Das spiegelt auch die Future Ready Lawyer Studie aus 2022 von Wolter Kluwer wider. 56 % der Unternehmensjurist:innen und 45 % der Anwält:innen in Kanzleien geben dort an, dass die Nachfrage nach ESG-Beratung im letzten Jahr gestiegen ist – und die meisten sind der Meinung, dass ihre Organisation auf diese Entwicklung nicht ausreichend vorbereitet ist. Jurist:innen mit entsprechenden Kenntnissen können diese Lücken schließen und werden sich voraussichtlich in Zukunft tollen Karriereoptionen gegenübersehen.
Medizin- und Biotechnologierecht
Das Medizinrecht gehört zu den am schnellsten wachsenden Rechtsgebieten. Von 2014 bis 2024 hat sich die Zahl der Fachanwaltschaften auf 2.000 verdoppelt. Ein Grund für die steigende Nachfrage in diesem Bereich ist selbstverständlich die zunehmende Digitalisierung im Gesundheitswesen.
Aber auch die komplexen Haftungsfragen im Medizinrecht machen für medizinische Einrichtungen und Patient:innen, aber zum Beispiel auch Pharmaunternehmen, Krankenversicherungen oder Hersteller von medizinischen Geräten eine umfassende rechtliche Beratung unverzichtbar.
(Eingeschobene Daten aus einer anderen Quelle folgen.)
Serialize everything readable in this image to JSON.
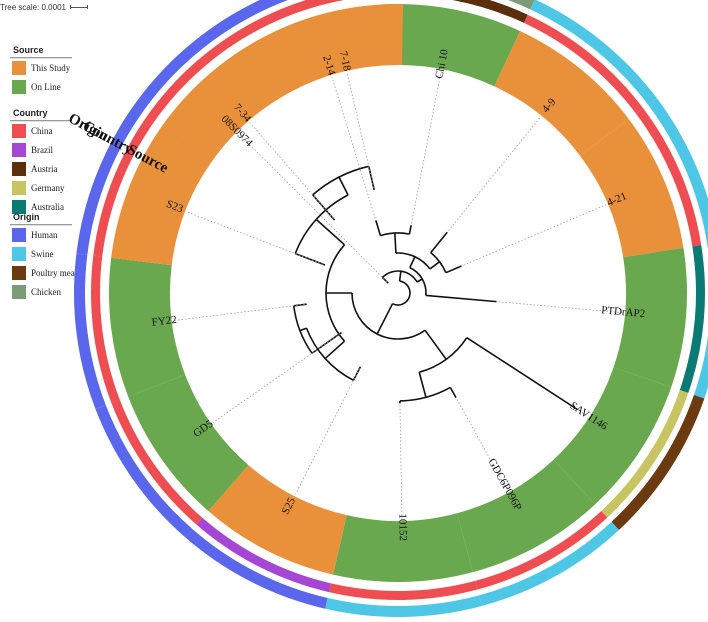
{
  "tree_scale": {
    "label": "Tree scale: 0.0001"
  },
  "legends": [
    {
      "title": "Source",
      "items": [
        {
          "label": "This Study",
          "color": "#E8913A"
        },
        {
          "label": "On Line",
          "color": "#6AA84F"
        }
      ]
    },
    {
      "title": "Country",
      "items": [
        {
          "label": "China",
          "color": "#EE4D52"
        },
        {
          "label": "Brazil",
          "color": "#A546D4"
        },
        {
          "label": "Austria",
          "color": "#5A2F0C"
        },
        {
          "label": "Germany",
          "color": "#C8C461"
        },
        {
          "label": "Australia",
          "color": "#0C7A74"
        }
      ]
    },
    {
      "title": "Origin",
      "items": [
        {
          "label": "Human",
          "color": "#5A67EC"
        },
        {
          "label": "Swine",
          "color": "#4EC7E6"
        },
        {
          "label": "Poultry meat",
          "color": "#6B3A10"
        },
        {
          "label": "Chicken",
          "color": "#7C9B78"
        }
      ]
    }
  ],
  "ring_titles": {
    "source": "Source",
    "country": "Country",
    "origin": "Origin"
  },
  "leaves": [
    {
      "name": "08S0974",
      "source": "On Line",
      "country": "Germany",
      "origin": "Swine"
    },
    {
      "name": "2-14",
      "source": "This Study",
      "country": "China",
      "origin": "Swine"
    },
    {
      "name": "Chi 10",
      "source": "On Line",
      "country": "Austria",
      "origin": "Chicken"
    },
    {
      "name": "4-9",
      "source": "This Study",
      "country": "China",
      "origin": "Swine"
    },
    {
      "name": "4-21",
      "source": "This Study",
      "country": "China",
      "origin": "Swine"
    },
    {
      "name": "PTDrAP2",
      "source": "On Line",
      "country": "Australia",
      "origin": "Swine"
    },
    {
      "name": "SAV1146",
      "source": "On Line",
      "country": "Germany",
      "origin": "Poultry meat"
    },
    {
      "name": "GDC6P096P",
      "source": "On Line",
      "country": "China",
      "origin": "Swine"
    },
    {
      "name": "10152",
      "source": "On Line",
      "country": "China",
      "origin": "Swine"
    },
    {
      "name": "S25",
      "source": "This Study",
      "country": "Brazil",
      "origin": "Human"
    },
    {
      "name": "GD5",
      "source": "On Line",
      "country": "China",
      "origin": "Human"
    },
    {
      "name": "FY22",
      "source": "On Line",
      "country": "China",
      "origin": "Human"
    },
    {
      "name": "S23",
      "source": "This Study",
      "country": "China",
      "origin": "Human"
    },
    {
      "name": "7-34",
      "source": "This Study",
      "country": "China",
      "origin": "Human"
    },
    {
      "name": "7-18",
      "source": "This Study",
      "country": "China",
      "origin": "Human"
    }
  ]
}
So heterogen wie die Mandantenstruktur sind auch die Rechtsbereiche, die das Medizinrecht umfasst. Die Teilbereiche erstrecken sich über das Zivil- und Strafrecht genauso wie in das Öffentliche Recht. Interessierte sollten also eine große Bandbreite mitbringen.
Internationales Wirtschaftsrecht
Die Welt wird auch heute noch immer internationaler. 61 % aller deutscher Unternehmen mit mehr als 50 Mitarbeiter:innen waren im Jahr 2020 laut statistischem Bundesamt in globale Wertschöpfungsketten eingebunden. 49 % haben international Waren bezogen oder geliefert, immerhin 37 % grenzüberschreitend Dienstleistungen angeboten oder erbracht.
International oder gar global agierende Unternehmen müssen nicht nur die Gesetze des eigenen Landes, sondern auch die der Länder beachten, in welchen sie tätig sind – dies erfordert eine spezialisierte Beratung. Hier spielt das internationale Wirtschaftsrecht eine wichtige Rolle. Der relativ neue Rechtsbereich erfreut sich großer Beliebtheit: 2015 gab es gerade einmal 20 Fachanwält:innen in diesem Bereich, 2024 sind es bereits 246. Anwält:innen sollten ein tiefes Verständnis nicht nur für internationales Recht, sondern natürlich auch für wirtschaftliche Zusammenhänge mitbringen – erlangen lassen sich diese Kenntnisse entweder durch praktische Erfahrungen oder aber in entsprechenden LL.M. Studiengängen.